- Church: Episcopal Church
- Diocese: California
- Elected: April 19, 1950
- In office: 1950–1958
- Successor: Richard Millard

Orders
- Ordination: June 1911 (deacon) June 1912 (priest) by William Croswell Doane
- Consecration: September 29, 1950 by Henry Knox Sherrill

Personal details
- Born: June 7, 1886 Bernardsville, New Jersey, United States
- Died: April 29, 1961 (aged 74) Berkeley, California, United States
- Buried: Grace Cathedral, San Francisco
- Denomination: Anglican
- Parents: Holman Hall Shires & Lucy Pateman Plumb
- Spouse: Mabel Clare Millis ​(m. 1911)​
- Children: Henry Millis Shires

= Henry H. Shires =

Episcopal bishop of California

Henry Herbert Shires (June 7, 1886 - April 29, 1961) was an American cleric who served as suffragan bishop of the Episcopal Diocese of California from 1950 to 1958.

==Early life and education==
Shires was born in Bernardsville, New Jersey, on June 7, 1886, to Holman Hall Shires (1855-1912) and Lucy Pateman Plumb Shires (1861-1943).
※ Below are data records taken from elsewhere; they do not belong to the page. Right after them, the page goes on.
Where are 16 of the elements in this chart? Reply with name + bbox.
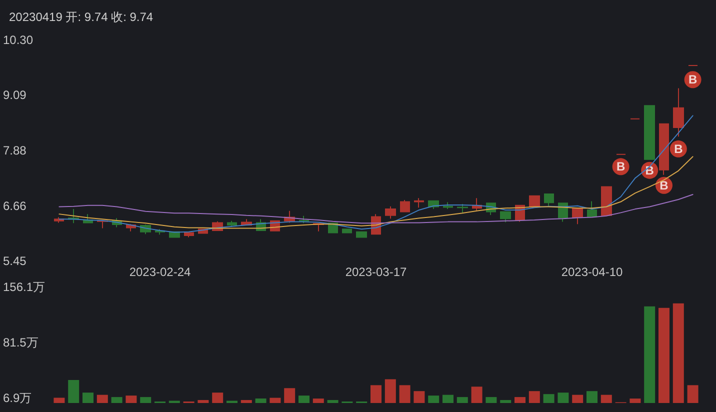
data-label: B bbox=[660, 178, 669, 192]
y-tick-label: 9.09 bbox=[3, 88, 27, 102]
x-tick-label: 2023-03-17 bbox=[345, 265, 408, 279]
y-tick-label: 156.1万 bbox=[3, 280, 46, 294]
data-label: B bbox=[674, 142, 684, 156]
y-tick-label: 81.5万 bbox=[3, 335, 38, 350]
y-tick-label: 6.66 bbox=[3, 198, 27, 213]
data-label: B bbox=[616, 160, 626, 174]
chart-title: 20230419 开: 9.74 收: 9.74 bbox=[9, 10, 154, 24]
y-tick-label: 5.45 bbox=[3, 254, 27, 268]
y-tick-label: 7.88 bbox=[3, 143, 27, 158]
y-tick-label: 6.9万 bbox=[3, 390, 32, 405]
x-tick-label: 2023-02-24 bbox=[129, 265, 192, 279]
x-tick-label: 2023-04-10 bbox=[561, 265, 624, 279]
y-tick-label: 10.30 bbox=[3, 33, 34, 47]
data-label: B bbox=[688, 72, 698, 87]
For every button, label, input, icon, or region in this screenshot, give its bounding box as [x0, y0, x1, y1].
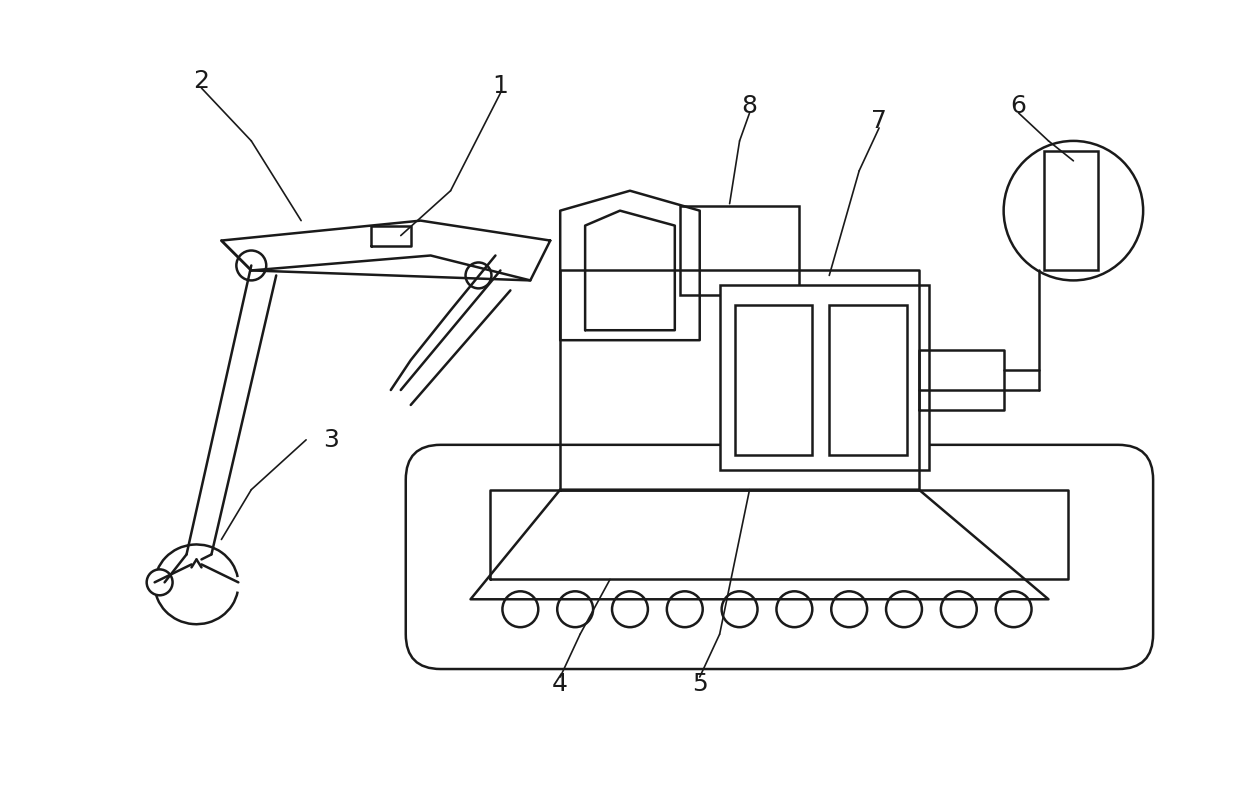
Bar: [1044, 151, 1099, 270]
Circle shape: [941, 591, 977, 627]
Text: 4: 4: [552, 672, 568, 696]
Circle shape: [557, 591, 593, 627]
Bar: [719, 285, 929, 470]
Circle shape: [465, 262, 491, 288]
Text: 6: 6: [1011, 94, 1027, 118]
Text: 3: 3: [324, 428, 339, 452]
Circle shape: [502, 591, 538, 627]
Circle shape: [996, 591, 1032, 627]
Text: 5: 5: [692, 672, 708, 696]
Text: 1: 1: [492, 74, 508, 98]
Circle shape: [613, 591, 649, 627]
Text: 8: 8: [742, 94, 758, 118]
Bar: [734, 305, 812, 455]
Circle shape: [237, 250, 267, 280]
Circle shape: [1003, 141, 1143, 280]
Circle shape: [722, 591, 758, 627]
Circle shape: [667, 591, 703, 627]
Bar: [830, 305, 906, 455]
Circle shape: [887, 591, 921, 627]
FancyBboxPatch shape: [405, 445, 1153, 669]
FancyBboxPatch shape: [680, 205, 800, 295]
Circle shape: [776, 591, 812, 627]
Circle shape: [831, 591, 867, 627]
Text: 2: 2: [193, 69, 210, 93]
Text: 7: 7: [872, 109, 887, 133]
Circle shape: [146, 570, 172, 596]
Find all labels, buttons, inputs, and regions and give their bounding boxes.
He studied at Cornell University and graduated in Mechanical Engineering in 1908. In 1911 he also graduated from the General Theological Seminary with a Bachelor of Divinity. He was also awarded a Doctor of Divinity in 1935 from the Pacific School of Religion, and an honorary Doctor of Sacred Theology from the General Theological Seminary in 1941.

==Ordained ministry==
Shires was ordained deacon in June 1911 and was ordained as a priest in June 1912 by Bishop William Croswell Doane of Albany. On November 8, 1911, he married Mabel Clare Millis and had one son. He served at St John's Church in Bernardsville, New Jersey, from 1911 until 1913 and then as rector of Christ Church in Jerome, Arizona, between 1913 and 1915. In 1915 he became rector of St Luke's Church in Prescott, Arizona, and then in 1918 he transferred to Christ Church in Alameda, California. In 1935 he accepted the post of Dean of the Church Divinity School of the Pacific, where he remained until 1950.

==Bishop==
On April 19, 1950, Shires was elected suffragan bishop of California during a diocesan convention. He was consecrated on September 29, 1950, in Grace Cathedral with Presiding Bishop Henry Knox Sherrill as primary consecrator. He retired in 1958 but served as an archdeacon until a successor was elected and consecrated in 1960. He died at his home of a heart attack on April 29, 1961. His son, Henry Millis Shires, became an Episcopal priest and was professor of New Testament at the Episcopal Theological Seminary in Cambridge, Massachusetts.